For years, Winona area business leaders have turned their gaze longingly to the interchange of Highway 43 and Interstate I-90 and imagined the potential for industry and commerce to grow where corn and beans sprout now. Two businesses secured new sites at the interchange in the last two months. If business leaders' dreams are realized, they may be the first of many more to come. Development at the interchange is wrapped in a tug-of-war between the city of Winona's hunger for land and Wilson Township's will to survive. An agreement limiting the city from further annexation of Wilson Township will expire next year, and city leaders say discussions of potential annexation will resume this year.
Breezee's RV Center recently relocated to 28059 County Road 12, between the interchange and the Rushford exit, one of the first significant retail developments in the area. Closer to the interchange itself, Riverland Trucking owners Mark Henderson, of Nodine, and John Brom, of Winona, purchased a seven-acre parcel directly behind the Wilson Town Hall. They said they plan to develop a small distribution and repair facility for their trucking business, with space for a couple loading docks and garage bays for repairing semi-trucks.
Is this the beginning of the much-talked-about development of the interchange? "It's starting to look that way," said Wilson Town Board Chair Leon Bowman. In recent years, the township revised its zoning ordinance and comprehensive plan to be more accommodating of development. Some township residents have argued that embracing development that does not need municipal sewer and water is the best way to ward off city annexation.
Years ago, Winona completely annexed Winona Township, and in 2005, annexed proposed subdivisions and other residential properties in the Wilson Township valleys south of the core city. The city also laid plans for annexing hundreds of acres of Wilson Township, further south on County Road 17 and on Highway 43 all the way to the interchange. The annexation would open up space for residential, commercial, and industrial development. Extending sewer and water lines to the area was estimated to cost $58 million. In interviews last year, Mayor Mark Peterson and City Manager Judy Bodway said that southern expansion was still a goal. In interviews last week, Bodway said it was a study, not a goal, but both agreed that the city will soon be discussing potential annexation with the township.
When asked if Breezee's and Riverland's new locations are the start of the development of the interchange, Winona City Council member Paul Double said, "I think it's inevitable."
Double did not think annexation and city sewer and water services are inevitable, though, or necessary. The idea that the land has to be annexed into the city of Winona gets in the way, he said. In the past, the "tremendous cost for us to bring water out there" has stopped the city from taking action, he said. However, the assumption that sewer and water is needed is a "falsehood," he argued. There are many opportunities for light manufacturing businesses that can operate without municipal sewer and water, he said.

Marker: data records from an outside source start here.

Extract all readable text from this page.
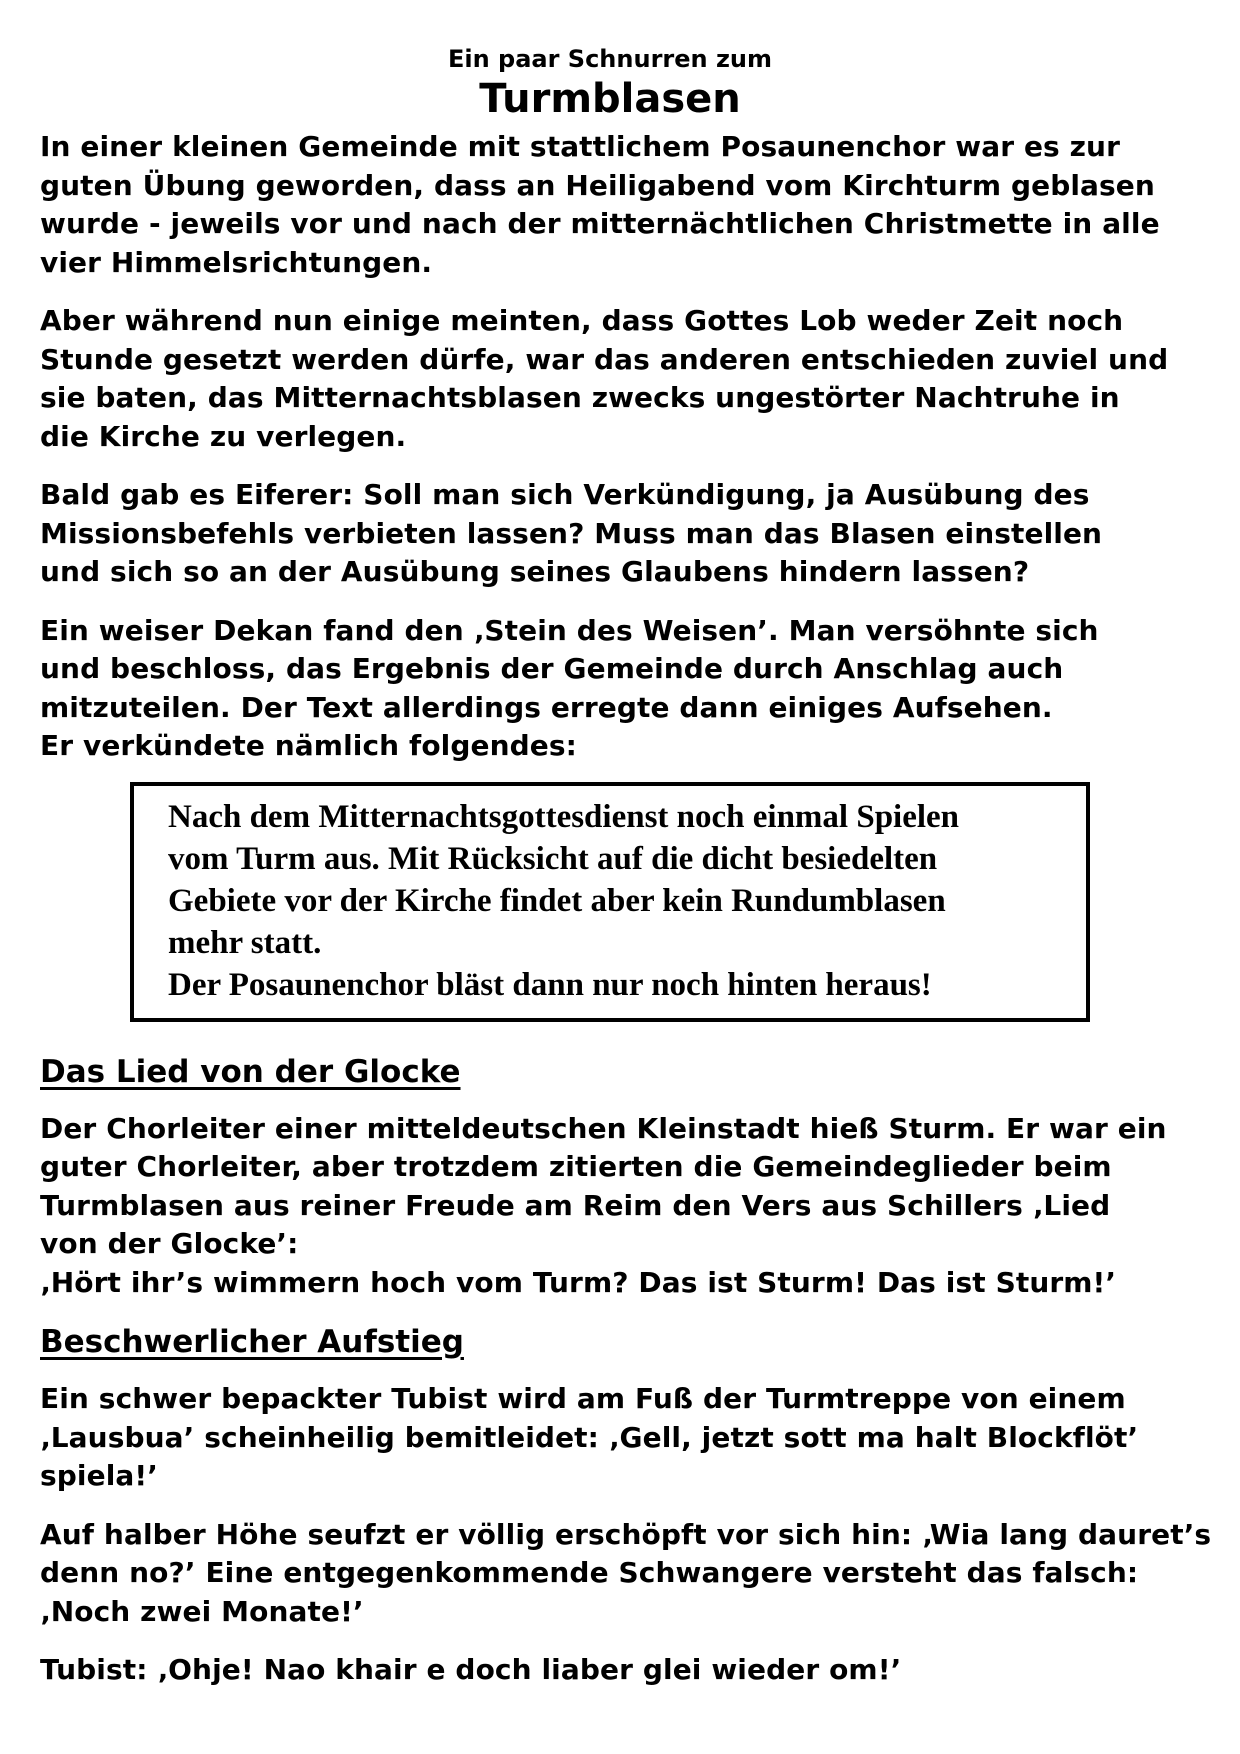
Ein paar Schnurren zum
Turmblasen
In einer kleinen Gemeinde mit stattlichem Posaunenchor war es zur
guten Übung geworden, dass an Heiligabend vom Kirchturm geblasen
wurde - jeweils vor und nach der mitternächtlichen Christmette in alle
vier Himmelsrichtungen.
Aber während nun einige meinten, dass Gottes Lob weder Zeit noch
Stunde gesetzt werden dürfe, war das anderen entschieden zuviel und
sie baten, das Mitternachtsblasen zwecks ungestörter Nachtruhe in
die Kirche zu verlegen.
Bald gab es Eiferer: Soll man sich Verkündigung, ja Ausübung des
Missionsbefehls verbieten lassen? Muss man das Blasen einstellen
und sich so an der Ausübung seines Glaubens hindern lassen?
Ein weiser Dekan fand den ‚Stein des Weisen’. Man versöhnte sich
und beschloss, das Ergebnis der Gemeinde durch Anschlag auch
mitzuteilen. Der Text allerdings erregte dann einiges Aufsehen.
Er verkündete nämlich folgendes:
Nach dem Mitternachtsgottesdienst noch einmal Spielen
vom Turm aus. Mit Rücksicht auf die dicht besiedelten
Gebiete vor der Kirche findet aber kein Rundumblasen
mehr statt.
Der Posaunenchor bläst dann nur noch hinten heraus!
Das Lied von der Glocke
Der Chorleiter einer mitteldeutschen Kleinstadt hieß Sturm. Er war ein
guter Chorleiter, aber trotzdem zitierten die Gemeindeglieder beim
Turmblasen aus reiner Freude am Reim den Vers aus Schillers ‚Lied
von der Glocke’:
‚Hört ihr’s wimmern hoch vom Turm? Das ist Sturm! Das ist Sturm!’
Beschwerlicher Aufstieg
Ein schwer bepackter Tubist wird am Fuß der Turmtreppe von einem
‚Lausbua’ scheinheilig bemitleidet: ‚Gell, jetzt sott ma halt Blockflöt’
spiela!’
Auf halber Höhe seufzt er völlig erschöpft vor sich hin: ‚Wia lang dauret’s
denn no?’ Eine entgegenkommende Schwangere versteht das falsch:
‚Noch zwei Monate!’
Tubist: ‚Ohje! Nao khair e doch liaber glei wieder om!’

Maybe it could remain in the township, but be supported with financial aid and marketing help from the Winona Port Authority, said Double. Even if it is not within the city limits, the employees of businesses at the interchange will live in Winona, shop in Winona, and send their kids to school in Winona, Double reasoned.
The township is trying to encourage light development. Bowman encouraged those with development ideas to talk to the township.
Double also argued that the Port Authority should buy and promote the large parcel owned by the Winona Area Industrial Development Association (WAIDA) at the interchange. WAIDA has a standing annexation request for the property that the city never acted upon. Double said he would support the expense of sending sewer and water lines to the interchange if a new business were to bring in hundreds of new jobs.
Peterson disagreed with Double on the necessity of sewer and water. "There are very few manufacturers that will build on land that doesn't have sewer and water available.
"If that's going to happen out there, I think sewer and water is going to have to be a part of it," he said. He acknowledged the financial problems that extending sewer and water lines entail. The city is still far from recouping the expense of sewer and water extensions to existing annexation areas.
Peterson said that he "hasn't really done anything" about the annexation issue yet as mayor, "but I think it's something that in the near future we need to start having conversations [about]."
Bodway stressed that the township would be included in conversations.
The possibility of annexation is "absolutely" on Bowman's mind. "I'm expecting the city to do what's right, if they have ambitions, and talking to us about it instead of just going ahead and doing what they have in the past," he said. "Hopefully they'll be a good neighbor and have conversations instead of slamming it down our throats," he added. Townships' legal options to fight off city annexation are often weak. Bowman noted that the city still has undeveloped land in Riverbend Industrial park, Garvin Heights, and Valley Oaks. "They've got the land. They don't need to eat us up yet," he said.